Art Eye-D – un réseau neuronal apprend à reconnaître les authentiques Keil
Une machine peut-elle reconnaître si un tableau est authentique ? Cette question a été le point de départ de l’une des collaborations les plus passionnantes de mon travail : en collaboration avec le célèbre couple de chercheurs américains Steven et Andrea Frank (Art Eye-D Associates), nous avons mis en place un système d’IA qui distingue les œuvres de Peter Robert Keil des contrefaçons – avec une précision de 98 %.
Le contexte était concret : l’œuvre de Keil – plus de 20 000 peintures, populaires et abordables – est une cible tentante pour les faussaires. Lors de plus de 15 sessions de certification, plus de 7 000 œuvres ont été examinées et environ 600 contrefaçons identifiées. Cependant, l’expertise classique exige que chaque œuvre soit physiquement transportée à Heidelberg. Notre question : l’IA peut-elle compléter l’expertise – et rendre possible un examen à distance ?
Comment fonctionne le système
Le cœur du système est un réseau de neurones convolutifs (CNN) – « The A-Eye » –, entraîné sur 150 œuvres vérifiées de Keil et 150 travaux de comparaison : d’artistes ayant influencé Keil (Miró, Picasso, Beckmann, Kirchner), à des contemporains (Appel, Baselitz, Penck, Warhol), en passant par des compagnons de route des « Nouveaux Fauves » (Lüpertz, Fetting, Salomé). Un trésor rare a été décisif : de véritables contrefaçons identifiées par l’artiste lui-même, issues du fonds, que nous avons pu fournir comme matériel d’entraînement. Ainsi, le réseau a appris à faire des distinctions non seulement grossières, mais aussi extrêmement fines – même pour des contrefaçons qui semblent authentiques à s’y méprendre pour l’œil humain.

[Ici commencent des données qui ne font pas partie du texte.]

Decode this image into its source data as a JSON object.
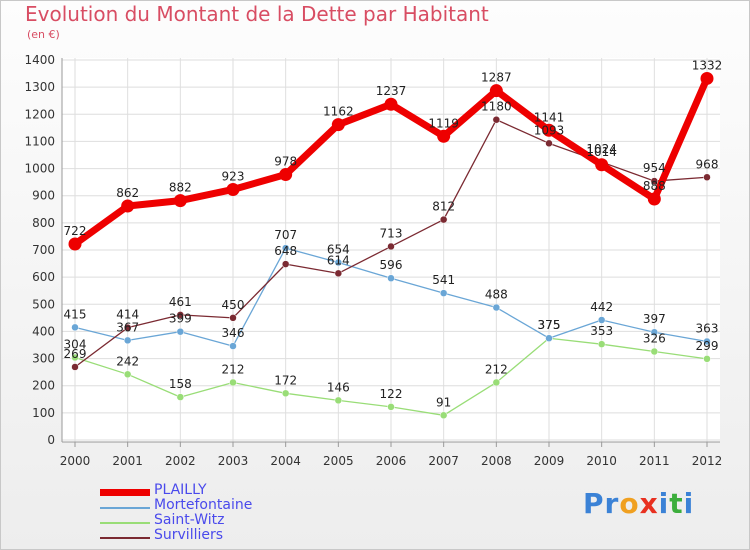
{
  "title": "Evolution du Montant de la Dette par Habitant",
  "unit_label": "(en €)",
  "logo": {
    "letters": [
      "P",
      "r",
      "o",
      "x",
      "i",
      "t",
      "i"
    ],
    "colors": [
      "#3b82d6",
      "#3b82d6",
      "#f0a020",
      "#e83020",
      "#3b82d6",
      "#3cae3c",
      "#3b82d6"
    ]
  },
  "chart_data": {
    "type": "line",
    "x": [
      "2000",
      "2001",
      "2002",
      "2003",
      "2004",
      "2005",
      "2006",
      "2007",
      "2008",
      "2009",
      "2010",
      "2011",
      "2012"
    ],
    "ylim": [
      0,
      1400
    ],
    "yticks": [
      "0",
      "100",
      "200",
      "300",
      "400",
      "500",
      "600",
      "700",
      "800",
      "900",
      "1000",
      "1100",
      "1200",
      "1300",
      "1400"
    ],
    "grid": true,
    "legend_position": "bottom-left",
    "series": [
      {
        "name": "PLAILLY",
        "color": "#ee0000",
        "values": [
          722,
          862,
          882,
          923,
          978,
          1162,
          1237,
          1119,
          1287,
          1141,
          1014,
          888,
          1332
        ],
        "labels": [
          "722",
          "862",
          "882",
          "923",
          "978",
          "1162",
          "1237",
          "1119",
          "1287",
          "1141",
          "1014",
          "888",
          "1332"
        ]
      },
      {
        "name": "Mortefontaine",
        "color": "#6aa6d6",
        "values": [
          415,
          367,
          399,
          346,
          707,
          654,
          596,
          541,
          488,
          375,
          442,
          397,
          363
        ],
        "labels": [
          "415",
          "367",
          "399",
          "346",
          "707",
          "654",
          "596",
          "541",
          "488",
          "375",
          "442",
          "397",
          "363"
        ]
      },
      {
        "name": "Saint-Witz",
        "color": "#99dd77",
        "values": [
          304,
          242,
          158,
          212,
          172,
          146,
          122,
          91,
          212,
          375,
          353,
          326,
          299
        ],
        "labels": [
          "304",
          "242",
          "158",
          "212",
          "172",
          "146",
          "122",
          "91",
          "212",
          "375",
          "353",
          "326",
          "299"
        ]
      },
      {
        "name": "Survilliers",
        "color": "#7b2a32",
        "values": [
          269,
          414,
          461,
          450,
          648,
          614,
          713,
          812,
          1180,
          1093,
          1024,
          954,
          968
        ],
        "labels": [
          "269",
          "414",
          "461",
          "450",
          "648",
          "614",
          "713",
          "812",
          "1180",
          "1093",
          "1024",
          "954",
          "968"
        ]
      }
    ]
  }
}
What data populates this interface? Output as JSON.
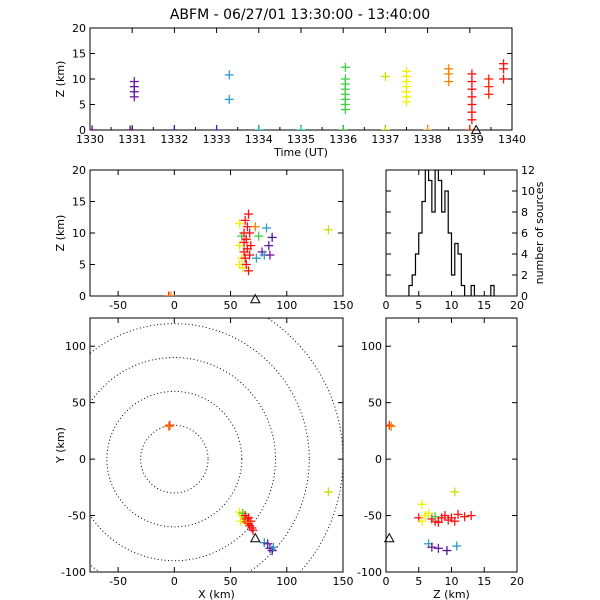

Mon rôle : un pont entre la recherche et le marché
L’idée de ce projet vient de moi : j’avais suivi les travaux de Steven et Andrea Frank et j’ai pris l’initiative de contacter le couple de chercheurs – il en est résulté une coopération transatlantique. J’ai ensuite coordonné le projet : de la constitution du fonds d’œuvres vérifiées à la coordination entre les chercheurs, la Keil Collection Heidelberg et l’historienne de l’art Dr Kristina Hoge, jusqu’à la question de l’utilisation pratique d’un tel système. Parallèlement, j’ai approfondi le sujet sur le plan scientifique : dans ma thèse de master, j’étudie l’acceptation de l’authentification assistée par IA sur le marché de l’art – auprès des collectionneurs, des marchands et des experts. Car la meilleure technologie ne sert à rien si le marché ne lui fait pas confiance.
Ce que cela signifie pour le marché de l’art
Ce projet illustre parfaitement ma vision de la numérisation : non pas comme une fin en soi, mais comme un outil qui résout un problème réel du marché. L’IA rend l’authentification évolutive et indépendante du lieu – tout en renforçant ce sur quoi repose tout marché de l’art : la confiance.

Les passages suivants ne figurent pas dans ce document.